Premium Times
March 29, 2013
Nigeria is on the brink of collapse, and might descend into a civil if the growing insecurity in the country is not arrested, The Nation newspaper is quoting Nobel Laureate, Wole Soyinka, as warning Thursday in Lagos.
The paper also quoted the National Leader of the Action Congress of Nigeria (ACN), Bola Ahmed Tinubu, as having faulted the Federal Government’s handling of the Boko Haram crisis and suggested “a carrot and stick approach”.
On his own, according to the report, Central Bank of Nigeria (CBN) governor, Sanusi Lamido Sanusi, faulted the current political arrangement, where people without known pedigrees find their way into public offices. He suggested a review to enthrone the best.
Lagos State Governor, Babatunde Fashola, urged the Independent National Electoral Commission (INEC) to make public the process for mergers to ensure that parties willing to fuse together do so easily. This, he said, will prevent unnecessary acrimony and reduce the cost of elections.

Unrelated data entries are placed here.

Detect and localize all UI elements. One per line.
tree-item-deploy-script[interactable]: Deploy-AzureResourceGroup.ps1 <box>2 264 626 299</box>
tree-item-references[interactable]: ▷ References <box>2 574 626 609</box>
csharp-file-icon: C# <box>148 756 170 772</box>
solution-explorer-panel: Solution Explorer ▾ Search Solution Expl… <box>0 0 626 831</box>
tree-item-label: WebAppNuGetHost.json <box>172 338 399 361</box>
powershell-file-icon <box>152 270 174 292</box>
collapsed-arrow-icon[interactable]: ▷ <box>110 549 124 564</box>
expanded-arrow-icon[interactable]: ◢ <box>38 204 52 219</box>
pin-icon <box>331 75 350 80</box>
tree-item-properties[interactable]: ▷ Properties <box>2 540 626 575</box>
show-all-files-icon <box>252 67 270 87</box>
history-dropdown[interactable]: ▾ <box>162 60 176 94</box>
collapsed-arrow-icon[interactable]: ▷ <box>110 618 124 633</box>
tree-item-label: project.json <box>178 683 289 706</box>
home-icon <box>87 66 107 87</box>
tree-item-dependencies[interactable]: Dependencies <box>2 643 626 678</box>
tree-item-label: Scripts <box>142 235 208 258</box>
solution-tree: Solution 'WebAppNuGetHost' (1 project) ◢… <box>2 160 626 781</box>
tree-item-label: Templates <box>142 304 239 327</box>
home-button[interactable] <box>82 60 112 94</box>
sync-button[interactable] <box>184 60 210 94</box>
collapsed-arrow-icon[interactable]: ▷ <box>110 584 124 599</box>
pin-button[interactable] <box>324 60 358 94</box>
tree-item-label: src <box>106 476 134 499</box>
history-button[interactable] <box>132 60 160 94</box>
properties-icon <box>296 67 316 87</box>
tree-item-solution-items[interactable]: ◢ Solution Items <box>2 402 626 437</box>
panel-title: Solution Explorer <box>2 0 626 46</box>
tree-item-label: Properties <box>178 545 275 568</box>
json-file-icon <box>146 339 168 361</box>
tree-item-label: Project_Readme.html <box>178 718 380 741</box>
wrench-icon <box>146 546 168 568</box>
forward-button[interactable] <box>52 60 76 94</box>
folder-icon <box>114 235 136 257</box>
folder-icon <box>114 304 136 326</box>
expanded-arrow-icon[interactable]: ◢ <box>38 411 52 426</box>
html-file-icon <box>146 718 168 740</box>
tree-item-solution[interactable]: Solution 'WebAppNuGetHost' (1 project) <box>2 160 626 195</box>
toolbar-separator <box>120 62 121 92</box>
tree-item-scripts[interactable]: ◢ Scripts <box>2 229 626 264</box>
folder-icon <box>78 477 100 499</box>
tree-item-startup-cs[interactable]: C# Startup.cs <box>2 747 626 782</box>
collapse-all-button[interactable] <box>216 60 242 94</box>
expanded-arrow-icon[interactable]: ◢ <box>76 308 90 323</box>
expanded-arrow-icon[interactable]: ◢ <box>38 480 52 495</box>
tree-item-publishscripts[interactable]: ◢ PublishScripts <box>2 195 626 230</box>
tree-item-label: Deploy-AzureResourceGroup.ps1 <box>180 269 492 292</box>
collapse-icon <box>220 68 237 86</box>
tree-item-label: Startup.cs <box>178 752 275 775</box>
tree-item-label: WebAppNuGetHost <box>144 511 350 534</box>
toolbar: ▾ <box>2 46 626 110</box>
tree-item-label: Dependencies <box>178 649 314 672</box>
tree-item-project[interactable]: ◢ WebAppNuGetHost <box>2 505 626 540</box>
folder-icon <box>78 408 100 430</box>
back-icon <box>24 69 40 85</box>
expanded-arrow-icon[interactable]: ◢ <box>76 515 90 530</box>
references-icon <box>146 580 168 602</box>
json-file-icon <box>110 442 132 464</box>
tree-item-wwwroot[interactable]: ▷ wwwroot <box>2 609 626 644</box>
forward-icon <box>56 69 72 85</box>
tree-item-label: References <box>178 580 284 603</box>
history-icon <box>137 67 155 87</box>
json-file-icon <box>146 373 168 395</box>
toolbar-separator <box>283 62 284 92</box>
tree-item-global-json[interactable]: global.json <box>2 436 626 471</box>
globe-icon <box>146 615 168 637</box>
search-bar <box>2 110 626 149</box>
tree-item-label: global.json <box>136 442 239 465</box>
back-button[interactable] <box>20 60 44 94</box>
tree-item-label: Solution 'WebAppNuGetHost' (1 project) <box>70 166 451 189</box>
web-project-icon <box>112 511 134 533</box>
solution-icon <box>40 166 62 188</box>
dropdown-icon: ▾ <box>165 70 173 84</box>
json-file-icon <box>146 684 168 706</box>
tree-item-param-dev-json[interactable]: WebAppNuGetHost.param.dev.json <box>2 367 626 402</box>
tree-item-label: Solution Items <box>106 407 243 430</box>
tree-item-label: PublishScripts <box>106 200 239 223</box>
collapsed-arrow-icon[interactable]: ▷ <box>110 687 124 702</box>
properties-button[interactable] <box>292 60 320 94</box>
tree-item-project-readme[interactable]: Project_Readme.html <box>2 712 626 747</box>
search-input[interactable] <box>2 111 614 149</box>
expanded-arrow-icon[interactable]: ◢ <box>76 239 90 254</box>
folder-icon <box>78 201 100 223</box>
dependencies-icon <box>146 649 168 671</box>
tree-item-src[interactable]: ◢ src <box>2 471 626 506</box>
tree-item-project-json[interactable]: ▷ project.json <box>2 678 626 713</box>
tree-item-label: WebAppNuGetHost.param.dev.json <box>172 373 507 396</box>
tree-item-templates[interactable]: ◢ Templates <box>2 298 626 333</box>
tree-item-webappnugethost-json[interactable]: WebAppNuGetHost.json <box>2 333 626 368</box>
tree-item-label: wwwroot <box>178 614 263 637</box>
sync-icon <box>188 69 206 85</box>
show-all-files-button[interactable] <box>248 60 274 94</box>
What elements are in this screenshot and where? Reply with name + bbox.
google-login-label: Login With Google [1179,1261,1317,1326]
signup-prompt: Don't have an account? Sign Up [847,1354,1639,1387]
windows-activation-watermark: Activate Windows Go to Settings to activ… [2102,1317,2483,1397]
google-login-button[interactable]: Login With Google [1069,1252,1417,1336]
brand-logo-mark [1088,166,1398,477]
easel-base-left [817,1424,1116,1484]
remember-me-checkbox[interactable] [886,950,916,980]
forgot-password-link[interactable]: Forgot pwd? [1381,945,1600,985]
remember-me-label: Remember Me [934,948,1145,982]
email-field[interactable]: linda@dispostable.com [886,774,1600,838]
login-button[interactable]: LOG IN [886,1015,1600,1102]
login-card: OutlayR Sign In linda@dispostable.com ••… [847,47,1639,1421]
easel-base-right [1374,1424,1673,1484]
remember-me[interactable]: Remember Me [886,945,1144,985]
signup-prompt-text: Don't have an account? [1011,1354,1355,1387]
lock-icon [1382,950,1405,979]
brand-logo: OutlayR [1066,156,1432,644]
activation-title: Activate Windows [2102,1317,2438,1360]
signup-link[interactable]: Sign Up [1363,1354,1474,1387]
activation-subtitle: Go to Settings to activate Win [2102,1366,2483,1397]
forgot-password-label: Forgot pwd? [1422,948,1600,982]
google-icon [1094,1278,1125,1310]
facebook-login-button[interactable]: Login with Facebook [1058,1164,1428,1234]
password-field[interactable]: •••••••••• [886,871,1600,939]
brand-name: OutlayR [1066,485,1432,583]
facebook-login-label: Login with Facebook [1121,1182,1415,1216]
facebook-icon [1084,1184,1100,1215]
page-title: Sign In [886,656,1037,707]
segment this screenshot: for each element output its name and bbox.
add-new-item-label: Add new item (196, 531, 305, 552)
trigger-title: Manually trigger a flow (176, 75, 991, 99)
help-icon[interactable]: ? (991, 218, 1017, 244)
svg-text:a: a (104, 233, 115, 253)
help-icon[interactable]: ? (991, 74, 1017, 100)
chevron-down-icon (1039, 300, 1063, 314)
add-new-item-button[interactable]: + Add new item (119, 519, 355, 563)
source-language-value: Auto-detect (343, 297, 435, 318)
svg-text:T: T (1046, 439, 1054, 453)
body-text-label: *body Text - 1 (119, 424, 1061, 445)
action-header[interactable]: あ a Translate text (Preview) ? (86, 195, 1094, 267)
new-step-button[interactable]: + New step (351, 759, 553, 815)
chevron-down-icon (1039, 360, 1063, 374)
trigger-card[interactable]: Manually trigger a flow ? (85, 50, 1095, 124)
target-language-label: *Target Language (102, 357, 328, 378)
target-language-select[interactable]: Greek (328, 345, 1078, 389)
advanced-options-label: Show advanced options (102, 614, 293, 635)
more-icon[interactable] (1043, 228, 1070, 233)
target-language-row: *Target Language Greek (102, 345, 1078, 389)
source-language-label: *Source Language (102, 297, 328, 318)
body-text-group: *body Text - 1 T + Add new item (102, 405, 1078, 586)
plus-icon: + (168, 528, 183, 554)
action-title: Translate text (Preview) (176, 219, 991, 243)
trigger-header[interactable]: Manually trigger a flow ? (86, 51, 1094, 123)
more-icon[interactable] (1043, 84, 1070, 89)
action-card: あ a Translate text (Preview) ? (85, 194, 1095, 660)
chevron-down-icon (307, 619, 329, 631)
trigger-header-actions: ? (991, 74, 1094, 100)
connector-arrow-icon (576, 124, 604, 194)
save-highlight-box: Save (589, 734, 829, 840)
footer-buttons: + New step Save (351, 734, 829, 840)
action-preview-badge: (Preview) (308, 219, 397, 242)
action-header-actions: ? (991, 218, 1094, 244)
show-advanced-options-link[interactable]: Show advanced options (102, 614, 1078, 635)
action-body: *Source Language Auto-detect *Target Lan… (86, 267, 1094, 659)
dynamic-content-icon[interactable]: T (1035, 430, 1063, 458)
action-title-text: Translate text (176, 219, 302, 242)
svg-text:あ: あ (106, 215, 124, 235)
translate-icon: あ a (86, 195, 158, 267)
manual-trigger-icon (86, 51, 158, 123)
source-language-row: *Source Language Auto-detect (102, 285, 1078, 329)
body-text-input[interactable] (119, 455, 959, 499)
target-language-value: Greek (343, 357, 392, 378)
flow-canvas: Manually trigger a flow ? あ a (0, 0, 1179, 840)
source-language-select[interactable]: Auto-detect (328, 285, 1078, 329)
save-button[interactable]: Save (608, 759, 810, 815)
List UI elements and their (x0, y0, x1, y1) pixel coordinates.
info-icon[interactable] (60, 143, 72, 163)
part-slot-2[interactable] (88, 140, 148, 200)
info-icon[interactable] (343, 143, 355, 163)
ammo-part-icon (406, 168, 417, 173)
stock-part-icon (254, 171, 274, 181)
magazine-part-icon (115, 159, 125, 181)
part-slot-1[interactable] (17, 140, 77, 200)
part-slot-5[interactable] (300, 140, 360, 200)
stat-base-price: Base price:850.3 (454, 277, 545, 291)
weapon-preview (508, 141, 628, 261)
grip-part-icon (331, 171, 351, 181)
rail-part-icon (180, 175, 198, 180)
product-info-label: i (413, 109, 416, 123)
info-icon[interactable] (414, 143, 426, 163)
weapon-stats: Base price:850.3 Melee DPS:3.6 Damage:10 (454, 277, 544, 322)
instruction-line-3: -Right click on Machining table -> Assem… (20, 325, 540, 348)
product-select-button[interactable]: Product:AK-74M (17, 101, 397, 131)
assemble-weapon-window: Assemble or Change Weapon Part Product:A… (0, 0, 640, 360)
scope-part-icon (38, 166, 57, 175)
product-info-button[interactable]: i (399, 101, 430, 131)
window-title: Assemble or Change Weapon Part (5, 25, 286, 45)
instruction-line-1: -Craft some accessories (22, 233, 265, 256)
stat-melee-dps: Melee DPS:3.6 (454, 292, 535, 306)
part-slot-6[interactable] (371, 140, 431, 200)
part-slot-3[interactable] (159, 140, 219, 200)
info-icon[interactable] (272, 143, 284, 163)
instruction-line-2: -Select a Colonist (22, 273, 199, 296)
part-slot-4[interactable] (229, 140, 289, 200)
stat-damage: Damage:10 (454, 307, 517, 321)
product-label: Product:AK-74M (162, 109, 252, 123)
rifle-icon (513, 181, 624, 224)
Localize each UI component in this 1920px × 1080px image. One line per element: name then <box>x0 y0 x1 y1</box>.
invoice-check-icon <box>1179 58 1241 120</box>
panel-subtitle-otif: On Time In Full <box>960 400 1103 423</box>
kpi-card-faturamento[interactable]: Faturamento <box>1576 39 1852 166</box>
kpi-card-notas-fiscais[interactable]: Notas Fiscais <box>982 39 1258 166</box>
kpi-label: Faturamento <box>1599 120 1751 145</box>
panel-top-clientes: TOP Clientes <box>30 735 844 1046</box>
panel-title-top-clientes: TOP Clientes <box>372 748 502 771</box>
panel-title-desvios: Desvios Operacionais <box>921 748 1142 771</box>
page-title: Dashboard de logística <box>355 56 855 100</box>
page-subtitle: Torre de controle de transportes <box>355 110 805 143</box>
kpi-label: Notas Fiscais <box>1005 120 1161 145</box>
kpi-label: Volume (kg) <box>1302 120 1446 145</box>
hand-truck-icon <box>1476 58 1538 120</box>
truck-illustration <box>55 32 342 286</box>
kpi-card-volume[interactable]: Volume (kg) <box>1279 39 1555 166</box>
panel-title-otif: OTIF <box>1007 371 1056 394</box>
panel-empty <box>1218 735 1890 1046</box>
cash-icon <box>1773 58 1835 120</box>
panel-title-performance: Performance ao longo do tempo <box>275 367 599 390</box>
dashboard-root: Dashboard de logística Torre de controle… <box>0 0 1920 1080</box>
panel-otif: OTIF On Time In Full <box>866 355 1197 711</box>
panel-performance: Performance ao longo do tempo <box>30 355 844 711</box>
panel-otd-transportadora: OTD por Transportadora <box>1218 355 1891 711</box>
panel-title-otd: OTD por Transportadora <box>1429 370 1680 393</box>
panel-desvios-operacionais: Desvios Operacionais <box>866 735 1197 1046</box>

Other speakers were young professionals —members of the new generation.They include Managing Director, Frontier Capital Limited, Femi Edun; Chief Executive Officer, Venia Consulting, Kolawole Oyeneyin; lawyer Myani Bukar; musician Olubankole Wellington (Banky W) and Special Adviser to Ogun State Governor on Millenium Development Goals Mrs. Hafsat Abiola-Costello.
Mr. Soyinka particularly faulted the way President Goodluck Jonathan appears to be treating the threat posed by the Boko Haram insurgency. “Let’s face it. This nation is on the brink. There are those who don’t understand this, who won’t accept this. I feel very sorry that they will wake up and find out that we have fallen over the brink. It is not what we envisaged during our struggle for independence,” Mr. Soyinka said.
“It is not what we envisaged when we struggled to overthrow dictatorship and install the rights and dignity of human beings and citizens in the society. But, whether we like it or not, it has come upon us.
“My problem with the government right now, especially the President of this nation, is that he doesn’t seem to realise it.
“By now, we should be tightening our belts in many different directions. By now, we should never have persuaded ourselves to see what is happening in the North as being confined in the North. It has been obvious all along that this is not a Northern affair alone; no!
In Mr. Tinubu’s view, Nigeria is drfting apart because “we have leadership that is dividing us more and more every day”.
He called for value reorientation among the leadership and suggested a reversal to the old national anthem that de-emphasises differences.
“We must question ourselves in Nigeria. I disagree with my brother and friend Sanusi Lamido Sanusi who says youth may form your own party. Politics is not economic policy where you can change a bank note.